Posso hoje ter deixado a maior chance de felicidade que poderia haver, mas nunca conseguiria viver sob a sombra de uma mentira idealizada para fazer sorrir mesmo a pessoa que se disponibilizou a arrancar isso de mim.
Feliz seria pela fajutisse forma de olhar, por fora, aquilo que deveras me faria mal, magoar pela verdade e matar pela mentira, isso é o que me acarretaria demasiada frustração.
Como pode o coração ser tão abrupto e inconsequente, não pensa ele na dor que causa ao se jogar de um penhasco rumo ao desconhecido amor?
Deixo de agarrar a chance da felicidade, pelo fato de não conseguir mentir perante todos que já esqueci aquele amor maligno de outrora.
Acordo do pesadelo e me vem as lembranças que ainda poderiam acontecer, lembro-me bem que declarei desistência no dia em que calou-se a voz.
O fruto que ainda poderia ser gerado de um amor que se fez unilateral, mas com um tamanho, e uma força que servia a dois, sim este fruto veio, com má hora para ser visto como benéfico.
Digo que ainda há um amor, que o tempo ainda se encarrega de curar, se encarrega de levar para o além mar, deixo partir para o infinito aquilo que não faz bem.

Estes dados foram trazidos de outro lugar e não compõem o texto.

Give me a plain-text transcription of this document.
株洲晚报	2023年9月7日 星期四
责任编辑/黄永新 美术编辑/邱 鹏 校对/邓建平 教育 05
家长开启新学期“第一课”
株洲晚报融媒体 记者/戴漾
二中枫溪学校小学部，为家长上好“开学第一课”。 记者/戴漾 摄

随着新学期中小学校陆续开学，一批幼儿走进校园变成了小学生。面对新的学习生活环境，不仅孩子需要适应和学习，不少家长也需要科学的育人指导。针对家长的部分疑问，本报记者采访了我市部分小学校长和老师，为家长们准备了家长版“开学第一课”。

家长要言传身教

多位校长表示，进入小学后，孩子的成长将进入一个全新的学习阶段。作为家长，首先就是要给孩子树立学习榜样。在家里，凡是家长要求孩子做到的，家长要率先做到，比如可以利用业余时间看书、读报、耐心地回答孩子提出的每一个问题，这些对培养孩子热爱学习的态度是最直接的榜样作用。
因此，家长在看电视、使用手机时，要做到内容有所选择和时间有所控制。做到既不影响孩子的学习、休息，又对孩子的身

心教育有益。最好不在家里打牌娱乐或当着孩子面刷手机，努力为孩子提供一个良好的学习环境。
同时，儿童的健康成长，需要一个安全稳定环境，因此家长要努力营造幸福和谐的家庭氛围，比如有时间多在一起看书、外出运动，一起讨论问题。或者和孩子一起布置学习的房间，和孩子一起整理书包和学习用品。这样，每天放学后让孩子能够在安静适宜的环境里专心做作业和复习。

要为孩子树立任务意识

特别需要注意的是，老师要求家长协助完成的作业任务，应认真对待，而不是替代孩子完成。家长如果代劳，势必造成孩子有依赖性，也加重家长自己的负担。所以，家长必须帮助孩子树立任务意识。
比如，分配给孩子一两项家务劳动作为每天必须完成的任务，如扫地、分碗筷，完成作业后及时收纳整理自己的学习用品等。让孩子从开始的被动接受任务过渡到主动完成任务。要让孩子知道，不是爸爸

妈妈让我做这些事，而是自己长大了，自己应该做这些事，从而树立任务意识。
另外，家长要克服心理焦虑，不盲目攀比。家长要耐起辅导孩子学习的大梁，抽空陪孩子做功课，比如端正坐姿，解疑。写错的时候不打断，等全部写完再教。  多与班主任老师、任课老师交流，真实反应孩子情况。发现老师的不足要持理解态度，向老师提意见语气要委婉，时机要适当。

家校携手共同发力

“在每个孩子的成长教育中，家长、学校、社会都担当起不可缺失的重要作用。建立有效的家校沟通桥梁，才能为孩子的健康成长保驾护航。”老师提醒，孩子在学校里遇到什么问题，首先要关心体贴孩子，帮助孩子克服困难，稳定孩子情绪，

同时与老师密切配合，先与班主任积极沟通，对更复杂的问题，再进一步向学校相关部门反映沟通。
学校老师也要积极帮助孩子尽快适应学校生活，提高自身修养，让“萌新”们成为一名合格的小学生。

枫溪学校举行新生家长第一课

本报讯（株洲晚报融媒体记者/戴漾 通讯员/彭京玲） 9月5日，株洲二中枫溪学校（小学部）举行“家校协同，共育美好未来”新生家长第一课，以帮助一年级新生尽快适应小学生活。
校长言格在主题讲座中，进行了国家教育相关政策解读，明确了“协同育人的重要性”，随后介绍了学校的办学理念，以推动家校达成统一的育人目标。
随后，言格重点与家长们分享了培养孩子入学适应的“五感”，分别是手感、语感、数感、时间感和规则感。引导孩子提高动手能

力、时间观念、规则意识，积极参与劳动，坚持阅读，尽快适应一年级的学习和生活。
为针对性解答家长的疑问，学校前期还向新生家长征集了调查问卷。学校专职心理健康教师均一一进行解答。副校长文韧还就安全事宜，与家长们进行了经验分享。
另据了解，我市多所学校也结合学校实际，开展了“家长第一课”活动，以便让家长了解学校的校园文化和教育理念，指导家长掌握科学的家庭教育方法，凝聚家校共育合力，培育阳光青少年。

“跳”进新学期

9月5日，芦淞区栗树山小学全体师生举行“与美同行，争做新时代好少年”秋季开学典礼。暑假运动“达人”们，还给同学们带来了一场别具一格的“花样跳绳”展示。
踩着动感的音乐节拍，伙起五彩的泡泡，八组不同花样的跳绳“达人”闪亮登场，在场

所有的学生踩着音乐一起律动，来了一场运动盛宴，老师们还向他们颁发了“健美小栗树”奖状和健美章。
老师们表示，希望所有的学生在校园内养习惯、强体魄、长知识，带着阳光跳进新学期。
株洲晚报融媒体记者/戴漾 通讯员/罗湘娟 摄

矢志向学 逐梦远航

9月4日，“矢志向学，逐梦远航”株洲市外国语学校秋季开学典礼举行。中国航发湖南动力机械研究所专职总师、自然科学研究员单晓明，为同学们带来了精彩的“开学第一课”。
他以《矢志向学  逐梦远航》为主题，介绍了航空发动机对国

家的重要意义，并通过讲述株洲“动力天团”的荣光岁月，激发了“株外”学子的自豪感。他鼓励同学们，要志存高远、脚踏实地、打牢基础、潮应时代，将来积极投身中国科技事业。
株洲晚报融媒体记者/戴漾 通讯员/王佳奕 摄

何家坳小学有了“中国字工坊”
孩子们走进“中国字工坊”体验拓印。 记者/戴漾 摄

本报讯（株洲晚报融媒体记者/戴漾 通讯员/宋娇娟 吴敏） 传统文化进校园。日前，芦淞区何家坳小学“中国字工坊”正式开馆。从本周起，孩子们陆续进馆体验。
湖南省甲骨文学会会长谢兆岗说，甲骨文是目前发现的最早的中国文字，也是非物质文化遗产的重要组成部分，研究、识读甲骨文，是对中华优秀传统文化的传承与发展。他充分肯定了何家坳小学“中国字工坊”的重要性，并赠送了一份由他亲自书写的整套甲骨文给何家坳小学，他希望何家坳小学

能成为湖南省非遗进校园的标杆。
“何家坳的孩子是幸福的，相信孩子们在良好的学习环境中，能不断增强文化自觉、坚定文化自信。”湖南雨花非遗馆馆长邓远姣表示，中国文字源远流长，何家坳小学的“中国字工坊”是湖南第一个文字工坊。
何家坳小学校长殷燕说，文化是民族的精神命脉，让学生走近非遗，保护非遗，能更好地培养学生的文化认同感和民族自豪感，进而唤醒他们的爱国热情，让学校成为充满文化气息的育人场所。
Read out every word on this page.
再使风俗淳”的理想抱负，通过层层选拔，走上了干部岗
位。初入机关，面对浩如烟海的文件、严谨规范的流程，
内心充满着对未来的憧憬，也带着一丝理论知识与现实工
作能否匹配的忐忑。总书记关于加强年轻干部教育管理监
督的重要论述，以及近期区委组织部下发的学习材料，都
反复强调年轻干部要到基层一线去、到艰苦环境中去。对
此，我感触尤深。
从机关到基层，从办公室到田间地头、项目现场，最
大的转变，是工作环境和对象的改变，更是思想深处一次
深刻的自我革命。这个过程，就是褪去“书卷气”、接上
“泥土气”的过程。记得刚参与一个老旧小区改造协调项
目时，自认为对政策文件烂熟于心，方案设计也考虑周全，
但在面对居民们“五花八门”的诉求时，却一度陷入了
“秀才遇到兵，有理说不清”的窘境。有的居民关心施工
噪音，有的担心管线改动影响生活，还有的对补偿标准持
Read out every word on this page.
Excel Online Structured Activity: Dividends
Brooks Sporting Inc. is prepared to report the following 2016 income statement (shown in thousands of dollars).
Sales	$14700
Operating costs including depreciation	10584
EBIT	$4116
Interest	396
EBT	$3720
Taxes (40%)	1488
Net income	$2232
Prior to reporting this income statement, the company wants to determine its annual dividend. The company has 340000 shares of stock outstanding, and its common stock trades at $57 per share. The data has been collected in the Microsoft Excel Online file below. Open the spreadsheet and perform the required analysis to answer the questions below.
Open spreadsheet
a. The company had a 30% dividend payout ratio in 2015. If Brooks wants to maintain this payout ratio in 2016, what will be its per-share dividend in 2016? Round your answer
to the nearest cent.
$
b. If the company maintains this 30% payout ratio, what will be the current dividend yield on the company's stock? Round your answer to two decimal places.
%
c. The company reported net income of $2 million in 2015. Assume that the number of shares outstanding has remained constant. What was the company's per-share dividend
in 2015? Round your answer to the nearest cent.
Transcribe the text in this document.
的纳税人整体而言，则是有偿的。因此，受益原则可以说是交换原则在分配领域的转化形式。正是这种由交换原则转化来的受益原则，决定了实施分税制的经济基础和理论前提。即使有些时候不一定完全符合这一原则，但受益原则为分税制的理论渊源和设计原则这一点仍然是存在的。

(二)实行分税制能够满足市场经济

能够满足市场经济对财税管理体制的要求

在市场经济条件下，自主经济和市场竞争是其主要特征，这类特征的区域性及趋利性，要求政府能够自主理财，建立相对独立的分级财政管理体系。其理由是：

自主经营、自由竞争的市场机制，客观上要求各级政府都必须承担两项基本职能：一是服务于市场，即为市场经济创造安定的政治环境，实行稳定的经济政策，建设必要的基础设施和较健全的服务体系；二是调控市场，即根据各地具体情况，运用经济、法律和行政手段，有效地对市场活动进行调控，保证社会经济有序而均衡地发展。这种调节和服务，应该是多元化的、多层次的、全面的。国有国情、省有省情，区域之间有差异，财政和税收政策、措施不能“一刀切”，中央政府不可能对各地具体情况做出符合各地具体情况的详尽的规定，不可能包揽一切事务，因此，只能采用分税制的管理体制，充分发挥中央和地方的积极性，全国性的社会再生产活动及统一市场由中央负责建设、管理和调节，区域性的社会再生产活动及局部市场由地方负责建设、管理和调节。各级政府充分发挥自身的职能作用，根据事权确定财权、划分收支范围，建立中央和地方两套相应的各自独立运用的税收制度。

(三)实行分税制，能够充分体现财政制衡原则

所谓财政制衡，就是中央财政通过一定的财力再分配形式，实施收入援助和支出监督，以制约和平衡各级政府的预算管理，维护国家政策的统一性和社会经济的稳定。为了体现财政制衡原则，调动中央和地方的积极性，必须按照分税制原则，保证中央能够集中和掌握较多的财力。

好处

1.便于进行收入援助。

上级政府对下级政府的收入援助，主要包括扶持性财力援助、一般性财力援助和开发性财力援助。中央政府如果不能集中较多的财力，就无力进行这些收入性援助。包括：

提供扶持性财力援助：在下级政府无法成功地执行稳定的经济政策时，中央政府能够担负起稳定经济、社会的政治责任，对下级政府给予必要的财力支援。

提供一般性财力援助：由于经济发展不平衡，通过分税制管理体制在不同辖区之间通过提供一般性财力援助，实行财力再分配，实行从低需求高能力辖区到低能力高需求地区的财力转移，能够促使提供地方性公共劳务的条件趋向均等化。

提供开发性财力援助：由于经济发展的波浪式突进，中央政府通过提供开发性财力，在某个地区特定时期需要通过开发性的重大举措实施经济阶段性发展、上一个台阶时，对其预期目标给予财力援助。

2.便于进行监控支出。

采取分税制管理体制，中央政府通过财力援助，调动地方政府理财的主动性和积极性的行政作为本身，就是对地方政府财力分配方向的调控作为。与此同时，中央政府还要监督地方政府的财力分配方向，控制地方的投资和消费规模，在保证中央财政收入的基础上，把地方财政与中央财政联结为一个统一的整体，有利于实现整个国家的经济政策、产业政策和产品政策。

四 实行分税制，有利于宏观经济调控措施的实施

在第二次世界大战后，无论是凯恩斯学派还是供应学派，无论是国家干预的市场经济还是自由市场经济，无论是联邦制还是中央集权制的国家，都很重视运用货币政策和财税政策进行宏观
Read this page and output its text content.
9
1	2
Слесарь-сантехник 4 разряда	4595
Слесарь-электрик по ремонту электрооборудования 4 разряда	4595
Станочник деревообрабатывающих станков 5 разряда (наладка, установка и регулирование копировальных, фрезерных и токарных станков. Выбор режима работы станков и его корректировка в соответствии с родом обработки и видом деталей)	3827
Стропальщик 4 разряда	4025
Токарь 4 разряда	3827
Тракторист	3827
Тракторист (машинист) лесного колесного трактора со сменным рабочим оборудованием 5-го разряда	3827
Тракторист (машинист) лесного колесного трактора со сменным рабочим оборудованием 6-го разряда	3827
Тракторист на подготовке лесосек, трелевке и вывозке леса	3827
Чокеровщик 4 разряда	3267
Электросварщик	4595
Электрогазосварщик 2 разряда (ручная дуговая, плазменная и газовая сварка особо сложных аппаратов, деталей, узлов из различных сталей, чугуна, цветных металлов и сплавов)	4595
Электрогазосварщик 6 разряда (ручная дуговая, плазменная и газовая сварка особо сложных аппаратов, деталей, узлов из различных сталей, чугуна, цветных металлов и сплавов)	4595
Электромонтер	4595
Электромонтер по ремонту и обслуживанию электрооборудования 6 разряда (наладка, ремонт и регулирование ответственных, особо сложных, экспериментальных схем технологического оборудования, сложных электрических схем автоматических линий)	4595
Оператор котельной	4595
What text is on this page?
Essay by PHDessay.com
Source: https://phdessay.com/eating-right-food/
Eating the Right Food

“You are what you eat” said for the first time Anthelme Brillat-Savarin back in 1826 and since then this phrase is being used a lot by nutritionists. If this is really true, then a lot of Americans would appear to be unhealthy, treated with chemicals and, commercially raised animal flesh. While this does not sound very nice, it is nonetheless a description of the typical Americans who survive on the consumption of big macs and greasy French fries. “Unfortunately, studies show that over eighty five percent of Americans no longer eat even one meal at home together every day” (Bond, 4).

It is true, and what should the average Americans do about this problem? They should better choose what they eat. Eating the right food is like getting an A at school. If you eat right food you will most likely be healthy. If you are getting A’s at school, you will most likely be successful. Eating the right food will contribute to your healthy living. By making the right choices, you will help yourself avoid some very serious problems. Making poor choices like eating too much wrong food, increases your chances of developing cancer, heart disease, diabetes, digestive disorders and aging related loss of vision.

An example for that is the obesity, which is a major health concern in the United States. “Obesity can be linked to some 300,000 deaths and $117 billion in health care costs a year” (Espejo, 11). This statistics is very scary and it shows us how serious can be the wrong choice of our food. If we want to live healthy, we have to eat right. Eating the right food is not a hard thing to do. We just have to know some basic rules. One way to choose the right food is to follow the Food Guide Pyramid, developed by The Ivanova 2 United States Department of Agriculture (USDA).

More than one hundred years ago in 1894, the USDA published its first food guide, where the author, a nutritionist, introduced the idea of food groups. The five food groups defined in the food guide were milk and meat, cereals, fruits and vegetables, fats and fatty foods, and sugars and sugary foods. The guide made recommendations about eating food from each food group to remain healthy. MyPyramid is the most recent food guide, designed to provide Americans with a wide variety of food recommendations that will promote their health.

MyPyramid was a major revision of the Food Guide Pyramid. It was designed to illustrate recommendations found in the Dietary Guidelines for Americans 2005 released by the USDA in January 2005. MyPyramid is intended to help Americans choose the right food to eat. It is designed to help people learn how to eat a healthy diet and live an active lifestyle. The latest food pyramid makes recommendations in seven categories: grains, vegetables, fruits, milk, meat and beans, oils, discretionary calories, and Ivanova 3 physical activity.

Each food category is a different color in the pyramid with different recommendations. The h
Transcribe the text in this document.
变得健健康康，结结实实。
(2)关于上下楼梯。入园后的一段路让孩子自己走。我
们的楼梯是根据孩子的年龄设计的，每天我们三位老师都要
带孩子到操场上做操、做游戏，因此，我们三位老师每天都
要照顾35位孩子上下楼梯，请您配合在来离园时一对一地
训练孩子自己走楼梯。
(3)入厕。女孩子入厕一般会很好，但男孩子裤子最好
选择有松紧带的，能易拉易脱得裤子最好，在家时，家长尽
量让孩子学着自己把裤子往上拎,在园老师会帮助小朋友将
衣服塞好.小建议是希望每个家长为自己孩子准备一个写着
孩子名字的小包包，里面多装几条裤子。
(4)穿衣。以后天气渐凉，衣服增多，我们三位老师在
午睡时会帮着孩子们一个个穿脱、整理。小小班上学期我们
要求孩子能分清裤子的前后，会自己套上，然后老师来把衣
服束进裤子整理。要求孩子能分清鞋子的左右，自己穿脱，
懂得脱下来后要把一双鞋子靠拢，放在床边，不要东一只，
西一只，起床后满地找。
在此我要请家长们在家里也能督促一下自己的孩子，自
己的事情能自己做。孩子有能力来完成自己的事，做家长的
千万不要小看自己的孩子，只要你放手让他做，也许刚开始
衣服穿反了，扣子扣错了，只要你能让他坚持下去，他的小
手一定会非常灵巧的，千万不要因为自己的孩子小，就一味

Pergunto-me até agora o porque, como pode a dama de ferro ter se tornado passional e ter se dado ao "lixo", de ouvir as histórias e se deixar deleitar pelos toques e olhares afáveis de um que ja havia lhe dito não ser bom com as mulheres. É de fato deixo hoje a sorte cair pelo ralo, mas azar teria ele se eu tivesse deixado de lado o coração e tivesse levado uma mentira pelo vão.